The War on Boys never stops at the schoolyard or a shitty, lying Netflix garbagefest. Men’s Sheds, those humble, male-only refuges for camaraderie, practical skills and mental health, are under siege from women demanding entry. Movember, once a straightforward men’s health charity focused on prostate cancer and testicular cancer, has seen its board colonised by women who quietly redirected funds toward ‘mental health research’ that conveniently and overwhelmingly deals with female priorities. And while feminists bay for a royal commission into violence against women, they remain strangely silent on the fact that men are three times more likely to be murdered than women.
Everywhere, the pattern is the same: men’s spaces, men’s issues and men’s pain, all colonised and usurped, or dismissed unless it can be framed as a threat to women.
The suicide stats are brutal. Men account for three-quarters of suicides in Australia. Yet policy treats them as presumptive villains. The Australian Institute of Criminology pushes screening for domestic violence perpetration in exactly the services suicidal men use. The result is as predictable as it is shocking: vulnerable men, already at rock bottom, are interrogated, monitored and alienated instead of helped.
This isn’t compassion. It’s ideology dressed as care. A system that looks at a man standing on the abyss and asks first whether he might hurt a woman is not merely broken: it’s morally twisted and inverted. The data doesn’t even support the panic. Most domestic violence is bidirectional. Men are the majority of victims of homicide by strangers and the overwhelming majority of suicide deaths. Yet the policy response remains laser-focused on women.
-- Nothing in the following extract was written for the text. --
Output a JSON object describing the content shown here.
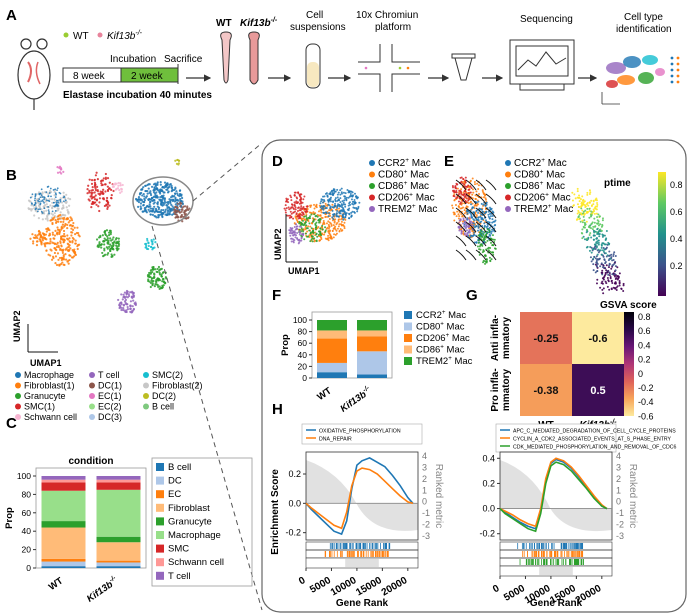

If we actually cared about suicide prevention, we’d scrap the ideological overlay, treat men as individuals rather than suspects and stop presuming the worst of the group dying at triple the female rate. Instead, we’ve built a system that kicks them while they’re down.
The MARAM framework and its imitators aren’t saving lives. They’re sacrificing men’s live on the altar of feminist misandry. And Australian men are paying with their lives.